The social shares are the aliquot and indivisible parts that make up a limited liability company. They represent the contributions to the capital stock by its partners or participants.

Limited liability commercial companies divide their capital stock by means of shares. In this way, the ownership of said companies is distributed among their holders.

Generally, the social shares are treated as aliquots and identical parts. All of them imply the commitment of their owners or holders to assume the different rights and obligations in the company in question.

Among these rights, there are concepts such as the pledge or the usufruct. They are some of the most common advantages in the case of limited companies, sharing an economic nature never of decision or voting rights.

Alternatively, it is possible to accumulate a larger volume of shares, as there are different ways of transferring shares, being possible their transfer among the partners themselves preferably.

Main features of social shares

Compared to other forms of division of share capital such as shares, for example, shareholdings have some notable characteristics:

  • Structural element: The shares distributed among the partners are the elements that make up any limited liability company.
  • Nature of the shares: Each share is nominative, equal, cumulative and indivisible.
  • Objective: The very existence of a participation inherently supposes that its holder has a series of rights and duties with respect to his company.
  • Regulation: Usually, the powers granted by a participation are formally regulated by the statutes of the commercial company, as well as by the legislation of each territory.
  • Internal transfer: As indicated, the shares can be transferred through their purchase (inter vivos modality) or after death (called mortis causa modality) between the existing partners internally.
  • External transmission: In the event that it is intended to assign or transfer shares to an individual or external company, it must be the board of directors, or the rest of the partners in full, those who give agreement.
  • Formal communication: Every participatory transfer must be recorded in a legally valid document that communicates the details of the transfer.
  • Price: There is a price for each participation, adapted to its nature and dependent on the economic health of the society or its total value.

The aforementioned freedom to exchange shares is often less than in the case of shares.
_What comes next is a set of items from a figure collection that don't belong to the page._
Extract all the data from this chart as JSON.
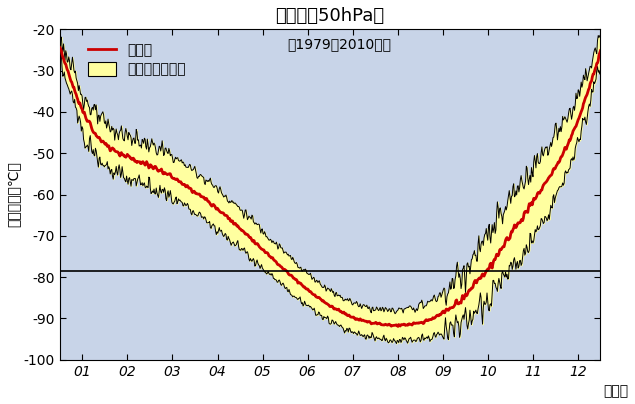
{
  "title": "南半球（50hPa）",
  "ylabel": "最低気温（℃）",
  "xlabel": "（月）",
  "legend_mean": "平均値",
  "legend_range": "最高最低の範囲",
  "legend_period": "（1979～2010年）",
  "ylim": [
    -100,
    -20
  ],
  "yticks": [
    -100,
    -90,
    -80,
    -70,
    -60,
    -50,
    -40,
    -30,
    -20
  ],
  "hline_y": -78.5,
  "bg_color": "#c8d4e8",
  "band_color": "#ffffa0",
  "mean_color": "#cc0000",
  "border_color": "#000000",
  "monthly_mean": [
    -48.0,
    -50.5,
    -55.0,
    -63.0,
    -73.0,
    -84.0,
    -91.0,
    -92.5,
    -91.0,
    -80.0,
    -60.0,
    -48.5
  ],
  "monthly_upper_offset": [
    5.0,
    5.0,
    5.0,
    5.0,
    4.5,
    4.0,
    3.5,
    3.5,
    4.0,
    8.0,
    10.0,
    6.0
  ],
  "monthly_lower_offset": [
    5.0,
    5.0,
    5.0,
    5.0,
    4.5,
    4.0,
    3.5,
    3.5,
    4.0,
    8.0,
    10.0,
    6.0
  ]
}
In addition, it is always subject to what the statutes of each company stipulate.

Also, contrary to what happens with shares, the shares cannot be incorporated into negotiable securities.

A prominent case of participation is that of privileged corporate participations. These are defined as those that suppose extraordinary rights to certain partners.

Through them, they statutorily acquire privileges or extra rights beyond economic motivation in the form of dividends. That is, they can win the right to decide and vote, as well as other preferential conditions.